Maine has 42,600 workers who are employed only part time for economic reasons. That estimate from the Bureau of Labor Statistics indicates that those part-time workers want to work more hours but can’t find full-time employment.

John Murphy, president of the Westbrook-based Maine Credit Union League, said the organization has hired 10 people in the past few months. But he said they were primarily technical positions, and none of the successful job candidates had been out of work.

The Credit Union League, which employs more than 150 people, got a huge number of applications for each position, he said, indicating that many Mainers are still seeking a job, or at least a better one.

Nationally, the Bureau of Labor Statistics said there were 3.9 million job openings for 11.3 million job seekers in September, meaning that for every opening there were 2.9 people looking for work. That’s down from a high of 6.7-to-1 during the recession but equal to the ratio in the economic downturn in the early 2000s, according to the Economic Policy Institute.

Maine also has 9,400 workers who are “marginally attached.” That means they’re no longer in the labor force because they haven’t looked for work in a month or more, but they have looked for work in the past year.

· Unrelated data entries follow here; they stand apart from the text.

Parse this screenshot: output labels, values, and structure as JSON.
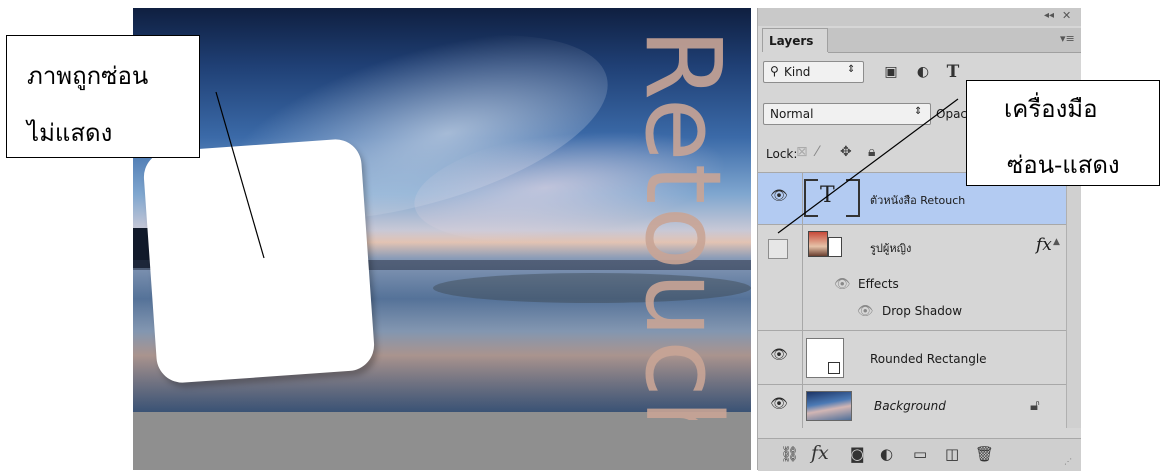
{
  "canvas": {
    "text_layer_content": "Retouch"
  },
  "callouts": {
    "hidden": {
      "line1": "ภาพถูกซ่อน",
      "line2": "ไม่แสดง"
    },
    "tool": {
      "line1": "เครื่องมือ",
      "line2": "ซ่อน-แสดง"
    }
  },
  "panel": {
    "tab": "Layers",
    "filter": {
      "kind_label": "Kind",
      "type_icon_glyph": "T"
    },
    "blend_mode": "Normal",
    "opacity_label": "Opac",
    "lock_label": "Lock:",
    "layers": [
      {
        "name": "ตัวหนังสือ Retouch",
        "visible": true,
        "selected": true,
        "kind": "type",
        "thumb_glyph": "T"
      },
      {
        "name": "รูปผู้หญิง",
        "visible": false,
        "selected": false,
        "kind": "smart-object",
        "fx_label": "fx",
        "effects_label": "Effects",
        "effect_items": [
          "Drop Shadow"
        ]
      },
      {
        "name": "Rounded Rectangle",
        "visible": true,
        "selected": false,
        "kind": "shape"
      },
      {
        "name": "Background",
        "visible": true,
        "selected": false,
        "kind": "background",
        "locked": true
      }
    ],
    "bottom_bar": {
      "fx_label": "fx"
    }
  },
  "colors": {
    "selected_row": "#b3cbf2",
    "panel_bg": "#d6d6d6",
    "workspace_bg": "#8f8f8f",
    "retouch_text": "#c9a596"
  }
}
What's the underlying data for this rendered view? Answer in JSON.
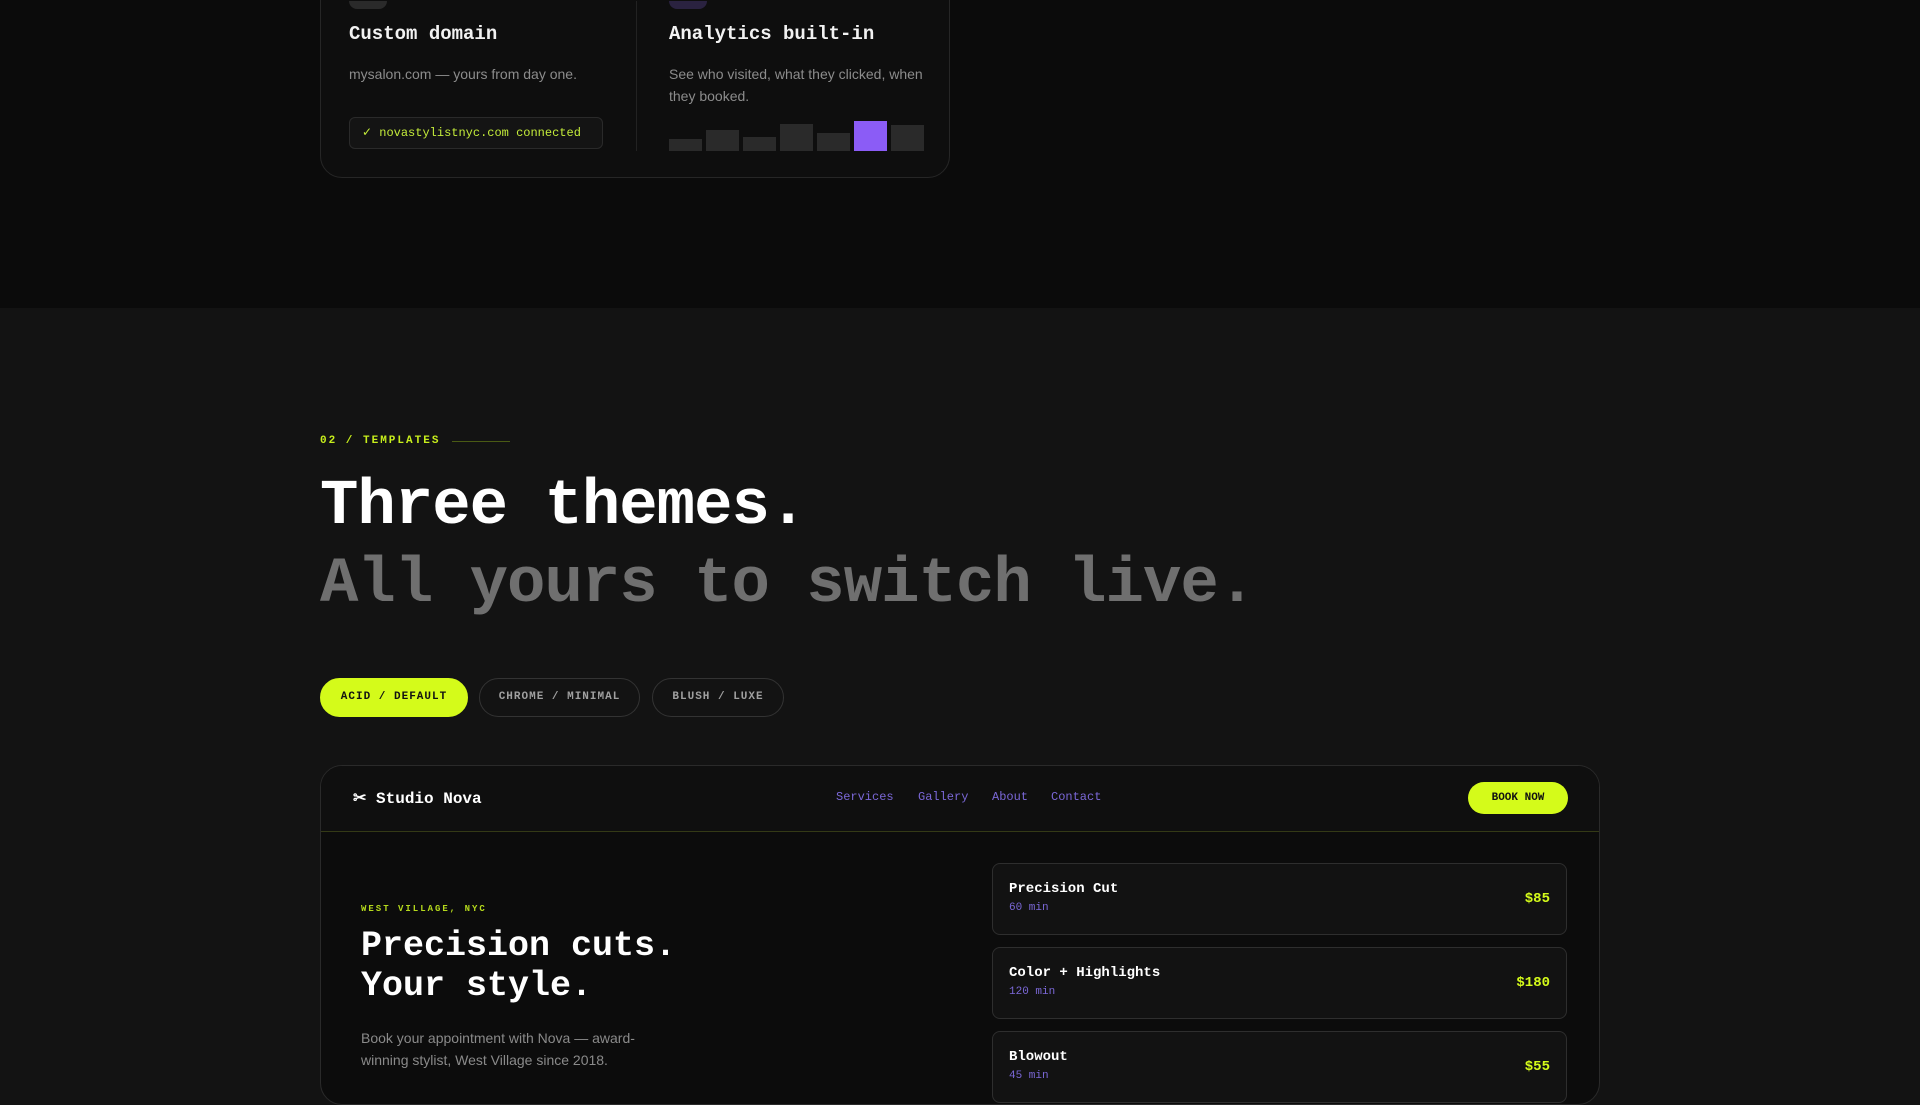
{
  "features": [
    {
      "title": "Custom domain",
      "desc": "mysalon.com — yours from day one.",
      "badge": "✓ novastylistnyc.com connected"
    },
    {
      "title": "Analytics built-in",
      "desc": "See who visited, what they clicked, when they booked.",
      "bars": [
        0.4,
        0.7,
        0.45,
        0.9,
        0.6,
        1.0,
        0.85
      ],
      "highlighted_bar_index": 5
    }
  ],
  "templates": {
    "eyebrow": "02 / TEMPLATES",
    "headline": "Three themes.",
    "subheadline": "All yours to switch live.",
    "tabs": [
      {
        "label": "ACID / DEFAULT",
        "active": true
      },
      {
        "label": "CHROME / MINIMAL",
        "active": false
      },
      {
        "label": "BLUSH / LUXE",
        "active": false
      }
    ]
  },
  "preview": {
    "brand": "✂ Studio Nova",
    "nav": [
      "Services",
      "Gallery",
      "About",
      "Contact"
    ],
    "cta": "BOOK NOW",
    "location": "WEST VILLAGE, NYC",
    "headline_line1": "Precision cuts.",
    "headline_line2": "Your style.",
    "description": "Book your appointment with Nova — award-winning stylist, West Village since 2018.",
    "services": [
      {
        "name": "Precision Cut",
        "duration": "60 min",
        "price": "$85"
      },
      {
        "name": "Color + Highlights",
        "duration": "120 min",
        "price": "$180"
      },
      {
        "name": "Blowout",
        "duration": "45 min",
        "price": "$55"
      }
    ]
  },
  "colors": {
    "accent": "#d4fb1a",
    "violet": "#8b5cf6",
    "background": "#131313"
  }
}
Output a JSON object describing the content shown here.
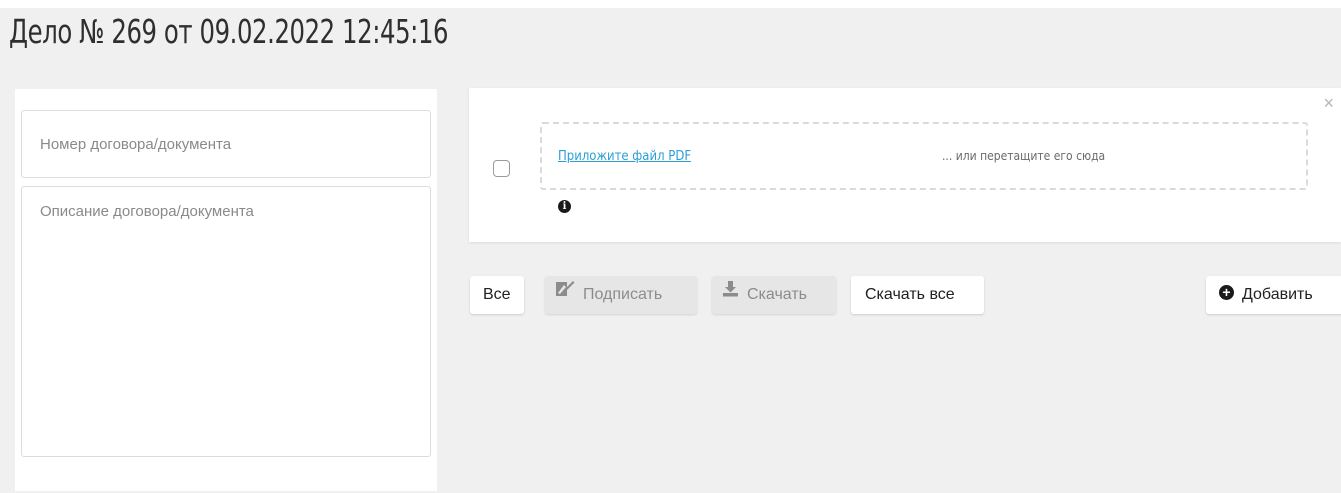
{
  "header": {
    "title": "Дело № 269 от 09.02.2022 12:45:16"
  },
  "form": {
    "doc_number_placeholder": "Номер договора/документа",
    "doc_description_placeholder": "Описание договора/документа"
  },
  "upload": {
    "attach_link": "Приложите файл PDF",
    "drag_hint": "... или перетащите его сюда",
    "close_symbol": "×",
    "info_symbol": "i"
  },
  "toolbar": {
    "all_label": "Все",
    "sign_label": "Подписать",
    "download_label": "Скачать",
    "download_all_label": "Скачать все",
    "add_label": "Добавить"
  },
  "icons": {
    "close": "close-icon",
    "info": "info-icon",
    "sign": "signature-icon",
    "download": "download-icon",
    "add": "plus-circle-icon"
  },
  "colors": {
    "link": "#2a9fd6",
    "page_background": "#f0f0f0",
    "disabled_button": "#e6e6e6"
  }
}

Of those, 1,500 are “discouraged workers,” meaning they stopped looking because they believe that no jobs are available for them.

“Add marginally attached and involuntary part-time workers to the 49,400 who are officially unemployed and you get 101,400 workers – yielding a comprehensive unemployment rate of 14.1 percent – who are still struggling in a weak labor market more than four years after the recession ended,” Johnson said.

Also, the numbers don’t provide a full picture of the types of jobs that are being added and what wages and benefits are being paid, economists said.

Sixty-one percent of Maine’s population was employed in October, compared with the national average of 58.3 percent. October was the 73rd consecutive month in which the share of the employed population in Maine exceeded the national average.

The state had 600,900 nonfarm payroll jobs in October, up 3,600 from a year ago, based on preliminary estimates from the Bureau of Labor Statistics.

At its lowest point in the recession, Maine had about 591,500 jobs, down from the pre-recession peak of 621,000, Johnson said.